Following his retirement, Solomon continued to remain actively involved in the work of the center, introducing MacIntyre’s popular keynote address at every Fall Conference and joining in the annual celebration of the Evangelium Vitae Medal. In 2016, through the generosity of its benefactors, the Center for Ethics and Culture established the graduate Solomon Fellowship, awarded each year to an outstanding doctoral student who shares his passion for Notre Dame’s distinctive Catholic character and mission. In 2019, the Center for Ethics and Culture was renamed the de Nicola Center for Ethics and Culture, following a transformative gift from Anthony and Christie de Nicola.
A conference in Solomon’s honor at Notre Dame in 2014 led to the publication of “Beyond the Self: Virtue Ethics and the Problem of Culture,” with contributions from many of his graduate students and collaborators in the revival of virtue ethics.

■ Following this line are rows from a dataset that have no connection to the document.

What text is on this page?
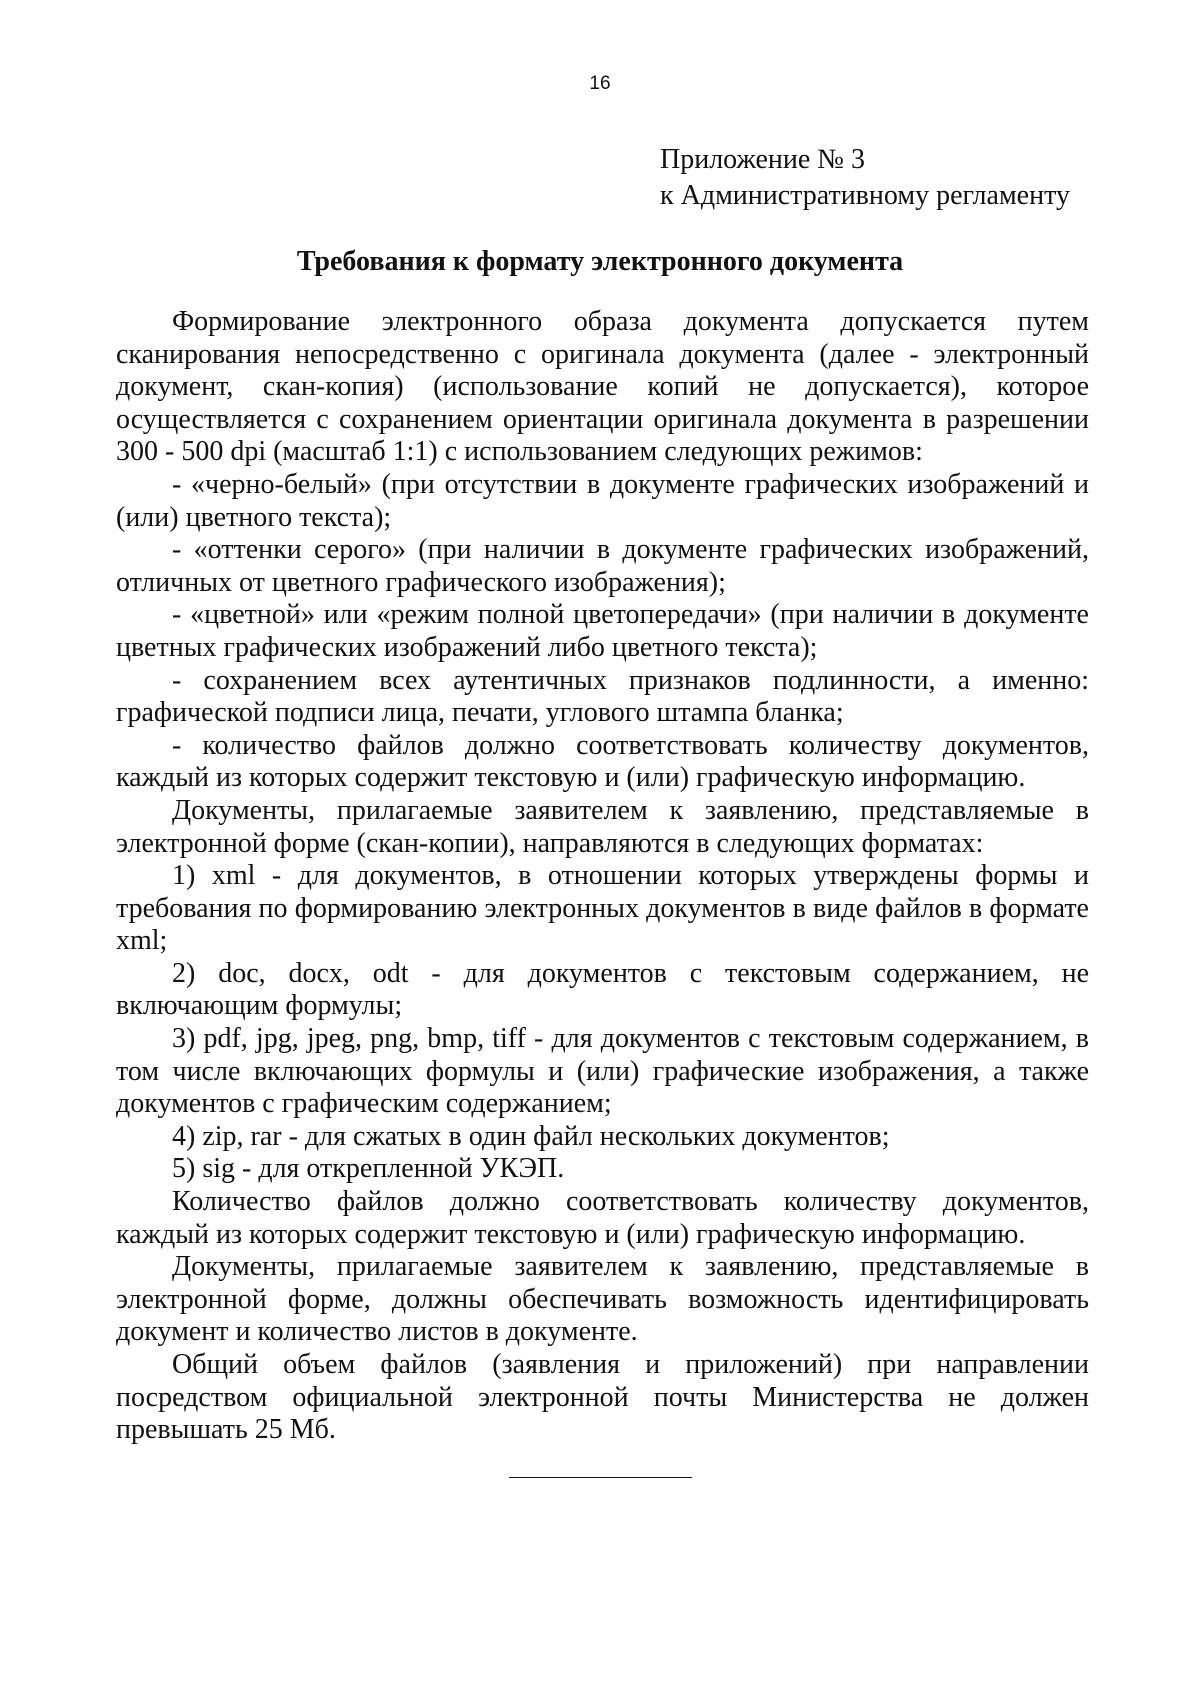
16
Приложение № 3
к Административному регламенту
Требования к формату электронного документа

Формирование электронного образа документа допускается путем сканирования непосредственно с оригинала документа (далее - электронный документ, скан-копия) (использование копий не допускается), которое осуществляется с сохранением ориентации оригинала документа в разрешении 300 - 500 dpi (масштаб 1:1) с использованием следующих режимов:

- «черно-белый» (при отсутствии в документе графических изображений и (или) цветного текста);

- «оттенки серого» (при наличии в документе графических изображений, отличных от цветного графического изображения);

- «цветной» или «режим полной цветопередачи» (при наличии в документе цветных графических изображений либо цветного текста);

- сохранением всех аутентичных признаков подлинности, а именно: графической подписи лица, печати, углового штампа бланка;

- количество файлов должно соответствовать количеству документов, каждый из которых содержит текстовую и (или) графическую информацию.

Документы, прилагаемые заявителем к заявлению, представляемые в электронной форме (скан-копии), направляются в следующих форматах:

1) xml - для документов, в отношении которых утверждены формы и требования по формированию электронных документов в виде файлов в формате xml;

2) doc, docx, odt - для документов с текстовым содержанием, не включающим формулы;

3) pdf, jpg, jpeg, png, bmp, tiff - для документов с текстовым содержанием, в том числе включающих формулы и (или) графические изображения, а также документов с графическим содержанием;

4) zip, rar - для сжатых в один файл нескольких документов;

5) sig - для открепленной УКЭП.

Количество файлов должно соответствовать количеству документов, каждый из которых содержит текстовую и (или) графическую информацию.

Документы, прилагаемые заявителем к заявлению, представляемые в электронной форме, должны обеспечивать возможность идентифицировать документ и количество листов в документе.

Общий объем файлов (заявления и приложений) при направлении посредством официальной электронной почты Министерства не должен превышать 25 Мб.
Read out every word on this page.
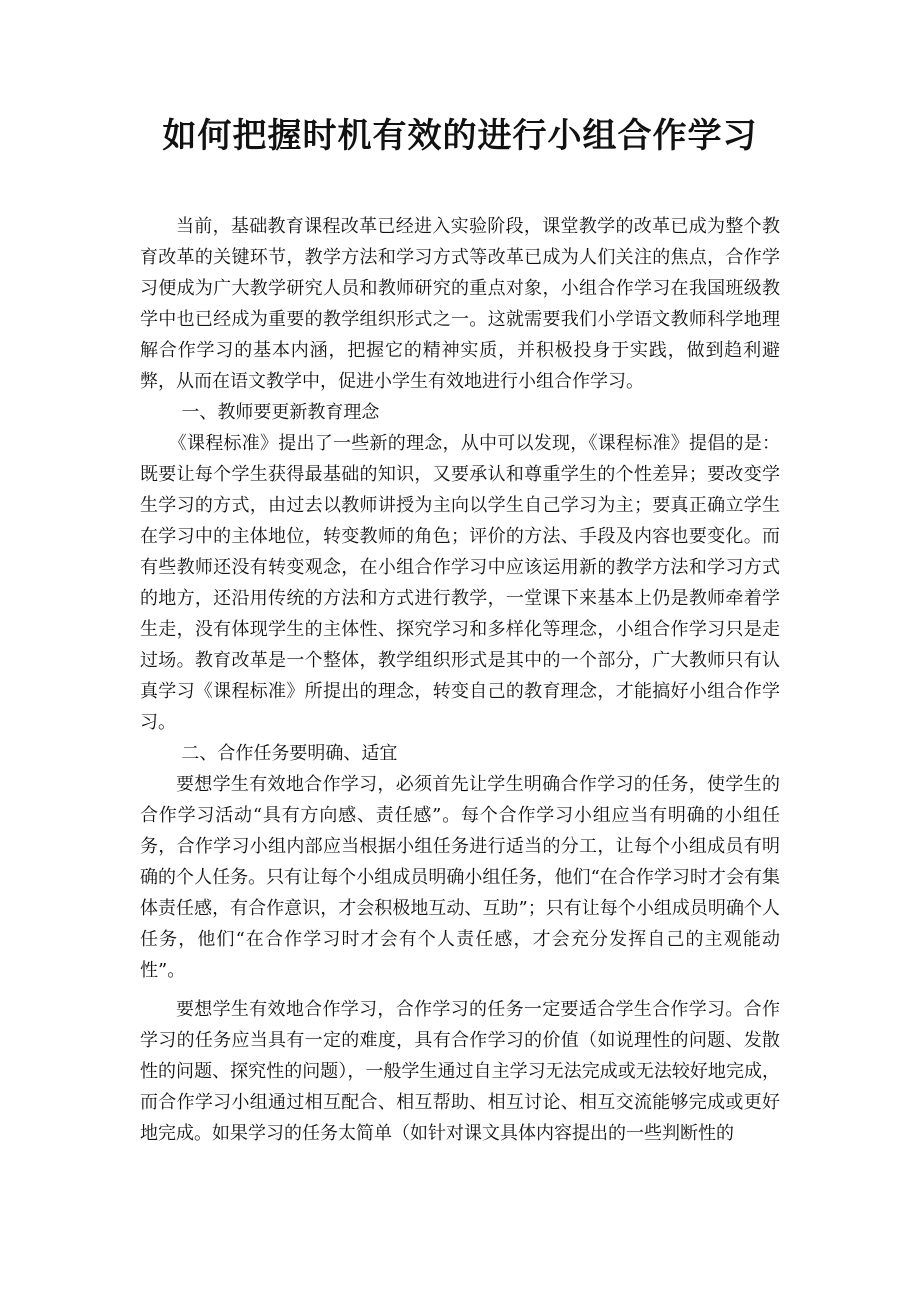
如何把握时机有效的进行小组合作学习

当前，基础教育课程改革已经进入实验阶段，课堂教学的改革已成为整个教育改革的关键环节，教学方法和学习方式等改革已成为人们关注的焦点，合作学习便成为广大教学研究人员和教师研究的重点对象，小组合作学习在我国班级教学中也已经成为重要的教学组织形式之一。这就需要我们小学语文教师科学地理解合作学习的基本内涵，把握它的精神实质，并积极投身于实践，做到趋利避弊，从而在语文教学中，促进小学生有效地进行小组合作学习。

一、教师要更新教育理念

《课程标准》提出了一些新的理念，从中可以发现，《课程标准》提倡的是：既要让每个学生获得最基础的知识，又要承认和尊重学生的个性差异；要改变学生学习的方式，由过去以教师讲授为主向以学生自己学习为主；要真正确立学生在学习中的主体地位，转变教师的角色；评价的方法、手段及内容也要变化。而有些教师还没有转变观念，在小组合作学习中应该运用新的教学方法和学习方式的地方，还沿用传统的方法和方式进行教学，一堂课下来基本上仍是教师牵着学生走，没有体现学生的主体性、探究学习和多样化等理念，小组合作学习只是走过场。教育改革是一个整体，教学组织形式是其中的一个部分，广大教师只有认真学习《课程标准》所提出的理念，转变自己的教育理念，才能搞好小组合作学习。

二、合作任务要明确、适宜

要想学生有效地合作学习，必须首先让学生明确合作学习的任务，使学生的合作学习活动“具有方向感、责任感”。每个合作学习小组应当有明确的小组任务，合作学习小组内部应当根据小组任务进行适当的分工，让每个小组成员有明确的个人任务。只有让每个小组成员明确小组任务，他们“在合作学习时才会有集体责任感，有合作意识，才会积极地互动、互助”；只有让每个小组成员明确个人任务，他们“在合作学习时才会有个人责任感，才会充分发挥自己的主观能动性”。

要想学生有效地合作学习，合作学习的任务一定要适合学生合作学习。合作学习的任务应当具有一定的难度，具有合作学习的价值（如说理性的问题、发散性的问题、探究性的问题），一般学生通过自主学习无法完成或无法较好地完成，而合作学习小组通过相互配合、相互帮助、相互讨论、相互交流能够完成或更好地完成。如果学习的任务太简单（如针对课文具体内容提出的一些判断性的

“Some scholars as they move towards the end stages of their careers worry about whether what they have done for decades has mattered or made a difference,” wrote Rev. Bill Miscamble, C.S.C., in a 2016 essay in the Irish Rover on the occasion of Solomon's retirement. “But the good women and men gathered at that conference in 2014 are irrefutable evidence of David Solomon’s enduring and substantial contribution to philosophy at Notre Dame. … He has given of himself for his students, his colleagues and his friends, and Notre Dame is a much better place because of him.”
Born and raised a Southern Baptist, Solomon and his wife were received into the Catholic Church in May 2024. A funeral Mass will be celebrated on Friday, March 7, at 2:30 p.m. in the Basilica of the Sacred Heart at the University of Notre Dame; visitation will be held at Kaniewski Funeral Homes in South Bend on Thursday, March 6, from 4 p.m. to 7 p.m.